News outlets are using AI to mine for interesting local stories, as Neiman Labs reports in its piece, Local Newsrooms are using AI to Listen In on Public Meetings:

’Sending a reporter to drive an hour to go sit in a four-hour meeting that will probably not make news 90% of the time isn’t worth the time and effort,’ said Alex Seitz-Wald, the deputy editor of Midcoast Villager. Having [AI] sit in on the meeting is a convenient and affordable alternative.

Are LLMs training on pirated library books? The venerable Atlantic’s powerful read, The Unbelievable Scale of AI’s Pirated-Books Problem, looks at how models were trained on content from LibGen, one of the largest sites for pirated books, using Meta as an example:

Meta employees turned their attention to Library Genesis, or LibGen, one of the largest of the pirated libraries that circulate online. It currently contains more than 7.5 million books and 81 million research papers. Eventually, the team at Meta got permission from ‘MZ’ — an apparent reference to Meta CEO Mark Zuckerberg — to download and use the data set.

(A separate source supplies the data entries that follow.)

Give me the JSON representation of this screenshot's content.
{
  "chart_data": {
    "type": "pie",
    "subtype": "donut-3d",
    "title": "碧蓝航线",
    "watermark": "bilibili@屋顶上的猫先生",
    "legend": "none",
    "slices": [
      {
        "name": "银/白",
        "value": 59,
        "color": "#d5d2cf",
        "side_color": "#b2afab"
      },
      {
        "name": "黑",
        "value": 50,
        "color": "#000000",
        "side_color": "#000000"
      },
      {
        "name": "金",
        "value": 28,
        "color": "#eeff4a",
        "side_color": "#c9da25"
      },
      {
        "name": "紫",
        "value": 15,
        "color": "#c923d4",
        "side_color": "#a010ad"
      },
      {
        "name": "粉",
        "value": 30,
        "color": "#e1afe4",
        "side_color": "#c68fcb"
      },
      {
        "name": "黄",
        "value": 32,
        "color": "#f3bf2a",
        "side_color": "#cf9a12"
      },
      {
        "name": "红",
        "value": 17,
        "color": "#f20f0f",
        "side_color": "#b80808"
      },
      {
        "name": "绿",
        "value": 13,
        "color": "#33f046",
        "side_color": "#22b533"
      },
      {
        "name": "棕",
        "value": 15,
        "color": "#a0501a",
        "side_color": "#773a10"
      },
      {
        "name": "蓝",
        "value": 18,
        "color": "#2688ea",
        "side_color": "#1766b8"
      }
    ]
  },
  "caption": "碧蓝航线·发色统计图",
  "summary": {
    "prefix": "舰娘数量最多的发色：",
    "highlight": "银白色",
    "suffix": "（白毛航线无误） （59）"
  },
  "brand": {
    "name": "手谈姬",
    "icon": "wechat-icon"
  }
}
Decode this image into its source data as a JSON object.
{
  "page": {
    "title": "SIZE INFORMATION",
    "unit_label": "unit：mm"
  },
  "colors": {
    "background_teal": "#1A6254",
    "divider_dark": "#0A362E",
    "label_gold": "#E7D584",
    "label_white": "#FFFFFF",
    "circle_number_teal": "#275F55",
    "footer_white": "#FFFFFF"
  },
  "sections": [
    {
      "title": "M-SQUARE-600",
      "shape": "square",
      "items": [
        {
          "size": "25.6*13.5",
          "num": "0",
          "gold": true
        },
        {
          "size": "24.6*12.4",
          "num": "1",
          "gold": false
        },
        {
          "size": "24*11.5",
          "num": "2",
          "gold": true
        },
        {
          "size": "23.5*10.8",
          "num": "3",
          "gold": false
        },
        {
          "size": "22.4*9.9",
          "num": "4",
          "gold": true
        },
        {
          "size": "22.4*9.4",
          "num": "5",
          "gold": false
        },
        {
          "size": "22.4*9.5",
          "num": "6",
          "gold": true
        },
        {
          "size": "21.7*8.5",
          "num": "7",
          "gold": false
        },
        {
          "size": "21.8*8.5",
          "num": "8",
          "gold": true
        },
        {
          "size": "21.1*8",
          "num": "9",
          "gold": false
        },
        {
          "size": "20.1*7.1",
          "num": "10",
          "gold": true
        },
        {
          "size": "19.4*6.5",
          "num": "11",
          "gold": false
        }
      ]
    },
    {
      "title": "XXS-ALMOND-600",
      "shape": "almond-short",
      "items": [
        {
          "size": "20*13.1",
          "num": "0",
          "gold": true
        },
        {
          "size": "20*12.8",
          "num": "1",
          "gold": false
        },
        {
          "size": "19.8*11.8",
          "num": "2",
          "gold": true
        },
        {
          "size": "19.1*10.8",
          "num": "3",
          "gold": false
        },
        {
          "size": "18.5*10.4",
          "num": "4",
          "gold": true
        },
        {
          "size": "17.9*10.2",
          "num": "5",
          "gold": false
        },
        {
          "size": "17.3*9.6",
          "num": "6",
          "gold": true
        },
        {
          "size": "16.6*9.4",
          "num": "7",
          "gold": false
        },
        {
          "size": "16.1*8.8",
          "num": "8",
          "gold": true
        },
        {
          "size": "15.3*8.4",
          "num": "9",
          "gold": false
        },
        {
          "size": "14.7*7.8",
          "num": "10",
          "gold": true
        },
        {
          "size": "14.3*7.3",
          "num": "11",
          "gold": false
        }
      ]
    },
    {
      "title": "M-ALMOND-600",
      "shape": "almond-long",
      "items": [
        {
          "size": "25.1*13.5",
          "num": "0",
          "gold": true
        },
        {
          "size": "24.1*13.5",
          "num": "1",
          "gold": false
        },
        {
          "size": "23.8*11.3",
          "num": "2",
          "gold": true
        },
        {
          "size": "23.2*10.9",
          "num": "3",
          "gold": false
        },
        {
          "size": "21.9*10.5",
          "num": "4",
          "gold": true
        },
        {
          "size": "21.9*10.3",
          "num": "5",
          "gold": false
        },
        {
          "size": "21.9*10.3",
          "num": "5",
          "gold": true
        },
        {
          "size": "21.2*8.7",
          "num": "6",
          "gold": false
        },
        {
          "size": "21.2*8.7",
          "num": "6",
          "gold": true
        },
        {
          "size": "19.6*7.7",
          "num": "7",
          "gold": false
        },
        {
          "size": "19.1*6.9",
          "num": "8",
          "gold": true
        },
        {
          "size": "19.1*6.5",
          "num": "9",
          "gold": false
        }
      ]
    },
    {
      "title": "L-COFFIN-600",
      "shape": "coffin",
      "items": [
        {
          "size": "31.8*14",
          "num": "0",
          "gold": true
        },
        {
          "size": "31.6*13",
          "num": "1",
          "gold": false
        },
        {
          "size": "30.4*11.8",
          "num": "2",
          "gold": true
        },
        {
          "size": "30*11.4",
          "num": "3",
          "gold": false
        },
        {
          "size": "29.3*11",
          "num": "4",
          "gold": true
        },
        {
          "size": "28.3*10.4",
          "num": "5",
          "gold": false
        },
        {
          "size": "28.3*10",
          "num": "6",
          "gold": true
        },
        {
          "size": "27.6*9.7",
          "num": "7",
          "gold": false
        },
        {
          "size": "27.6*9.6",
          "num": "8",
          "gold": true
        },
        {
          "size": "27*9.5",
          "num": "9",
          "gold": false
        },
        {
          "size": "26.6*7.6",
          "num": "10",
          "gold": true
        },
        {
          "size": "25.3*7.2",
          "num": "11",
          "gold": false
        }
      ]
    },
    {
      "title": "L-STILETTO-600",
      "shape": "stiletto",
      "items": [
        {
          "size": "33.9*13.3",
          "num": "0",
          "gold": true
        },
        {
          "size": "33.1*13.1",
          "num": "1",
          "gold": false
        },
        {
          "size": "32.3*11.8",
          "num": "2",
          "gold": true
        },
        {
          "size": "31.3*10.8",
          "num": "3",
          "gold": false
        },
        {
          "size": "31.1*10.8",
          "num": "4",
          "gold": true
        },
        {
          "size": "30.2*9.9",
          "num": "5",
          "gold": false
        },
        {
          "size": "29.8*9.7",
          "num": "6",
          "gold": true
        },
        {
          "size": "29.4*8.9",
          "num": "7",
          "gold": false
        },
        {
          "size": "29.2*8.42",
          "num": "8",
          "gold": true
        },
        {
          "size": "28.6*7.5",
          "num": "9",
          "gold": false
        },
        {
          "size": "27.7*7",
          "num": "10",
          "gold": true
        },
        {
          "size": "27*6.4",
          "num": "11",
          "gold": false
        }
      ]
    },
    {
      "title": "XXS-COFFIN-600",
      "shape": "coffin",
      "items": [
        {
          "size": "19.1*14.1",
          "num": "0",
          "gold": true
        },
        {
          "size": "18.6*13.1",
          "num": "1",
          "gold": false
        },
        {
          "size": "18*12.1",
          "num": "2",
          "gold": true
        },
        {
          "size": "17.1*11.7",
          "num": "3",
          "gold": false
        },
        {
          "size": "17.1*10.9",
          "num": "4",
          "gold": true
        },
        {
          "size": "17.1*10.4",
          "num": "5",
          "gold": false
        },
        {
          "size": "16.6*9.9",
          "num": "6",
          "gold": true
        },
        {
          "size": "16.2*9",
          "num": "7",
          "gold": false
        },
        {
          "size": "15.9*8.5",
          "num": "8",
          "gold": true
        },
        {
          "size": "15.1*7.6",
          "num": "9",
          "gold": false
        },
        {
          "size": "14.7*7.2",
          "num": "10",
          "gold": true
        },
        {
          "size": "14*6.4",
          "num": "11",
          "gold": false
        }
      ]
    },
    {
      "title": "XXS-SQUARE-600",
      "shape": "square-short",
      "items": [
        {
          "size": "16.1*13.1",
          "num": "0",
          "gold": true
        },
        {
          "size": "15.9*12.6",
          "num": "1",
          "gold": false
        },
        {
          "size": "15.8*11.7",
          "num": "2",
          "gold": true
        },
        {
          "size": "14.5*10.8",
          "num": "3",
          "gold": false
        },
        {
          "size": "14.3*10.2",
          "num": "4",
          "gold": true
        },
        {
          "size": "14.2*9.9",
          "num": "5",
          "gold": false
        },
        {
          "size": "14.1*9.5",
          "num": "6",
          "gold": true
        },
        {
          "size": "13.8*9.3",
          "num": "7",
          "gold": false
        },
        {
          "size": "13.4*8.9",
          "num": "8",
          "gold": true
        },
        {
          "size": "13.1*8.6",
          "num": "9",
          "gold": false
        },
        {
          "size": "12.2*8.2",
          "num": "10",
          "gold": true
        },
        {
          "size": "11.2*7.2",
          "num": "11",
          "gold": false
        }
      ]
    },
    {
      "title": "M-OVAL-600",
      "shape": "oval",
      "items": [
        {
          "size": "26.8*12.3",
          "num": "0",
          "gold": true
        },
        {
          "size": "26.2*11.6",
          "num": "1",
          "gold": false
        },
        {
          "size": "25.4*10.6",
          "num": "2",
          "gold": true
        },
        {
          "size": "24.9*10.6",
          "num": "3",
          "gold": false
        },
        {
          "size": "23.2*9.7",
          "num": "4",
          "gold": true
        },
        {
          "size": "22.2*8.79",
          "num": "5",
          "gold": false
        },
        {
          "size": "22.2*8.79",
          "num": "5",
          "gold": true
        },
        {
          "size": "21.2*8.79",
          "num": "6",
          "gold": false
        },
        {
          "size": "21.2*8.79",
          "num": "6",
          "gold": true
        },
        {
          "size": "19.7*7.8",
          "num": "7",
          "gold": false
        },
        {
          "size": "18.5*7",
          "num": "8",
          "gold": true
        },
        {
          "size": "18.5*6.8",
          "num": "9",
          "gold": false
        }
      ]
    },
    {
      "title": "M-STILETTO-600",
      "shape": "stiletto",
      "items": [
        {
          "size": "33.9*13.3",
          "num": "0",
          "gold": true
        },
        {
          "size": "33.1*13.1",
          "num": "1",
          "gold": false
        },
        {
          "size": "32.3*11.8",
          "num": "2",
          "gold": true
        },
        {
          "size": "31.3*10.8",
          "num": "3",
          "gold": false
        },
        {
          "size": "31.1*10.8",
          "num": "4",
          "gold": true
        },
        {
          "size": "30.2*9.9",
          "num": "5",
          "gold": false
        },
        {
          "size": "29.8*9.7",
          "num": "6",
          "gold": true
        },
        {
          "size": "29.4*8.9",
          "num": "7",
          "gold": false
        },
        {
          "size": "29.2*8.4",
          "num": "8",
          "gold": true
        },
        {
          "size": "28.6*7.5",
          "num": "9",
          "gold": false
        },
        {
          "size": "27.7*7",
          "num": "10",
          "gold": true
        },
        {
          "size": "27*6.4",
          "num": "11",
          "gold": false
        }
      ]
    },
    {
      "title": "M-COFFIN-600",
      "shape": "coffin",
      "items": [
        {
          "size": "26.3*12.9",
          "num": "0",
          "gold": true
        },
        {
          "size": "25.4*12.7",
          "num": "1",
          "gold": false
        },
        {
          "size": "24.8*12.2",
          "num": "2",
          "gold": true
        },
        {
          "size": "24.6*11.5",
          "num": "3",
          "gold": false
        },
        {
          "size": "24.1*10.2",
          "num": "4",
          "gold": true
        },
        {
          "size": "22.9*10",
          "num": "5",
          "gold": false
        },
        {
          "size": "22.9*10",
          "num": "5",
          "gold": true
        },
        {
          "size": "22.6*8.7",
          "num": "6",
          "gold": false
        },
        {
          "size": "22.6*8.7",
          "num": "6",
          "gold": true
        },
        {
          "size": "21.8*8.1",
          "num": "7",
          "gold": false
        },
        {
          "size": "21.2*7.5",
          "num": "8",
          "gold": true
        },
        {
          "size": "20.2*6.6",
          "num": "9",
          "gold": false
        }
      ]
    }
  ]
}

Sometimes, maybe, AI just wants us to help ourselves. That’s the unexpected takeaway from Wired’s piece, An AI Coding  Assistant Refused to Write Code – and Suggested the User Learn to Do It Himself.

Companies mentioned: Chemours, CoolIT, CoreWeave, DDN, Dell, Google, Hibiya, Hitachi Vantara, HPE, IBM, Intel, LibGen, NetApp, Nutanix, NTT DATA, OpenAI, Pure STorage, VAST Data, WEKA

Disclosure: The author is an industry analyst, and NAND Research an industry analyst firm, that engages in, or has engaged in, research, analysis, and advisory services with many technology companies, which may include those mentioned in this article. The author does not hold any equity positions with any company mentioned in this article.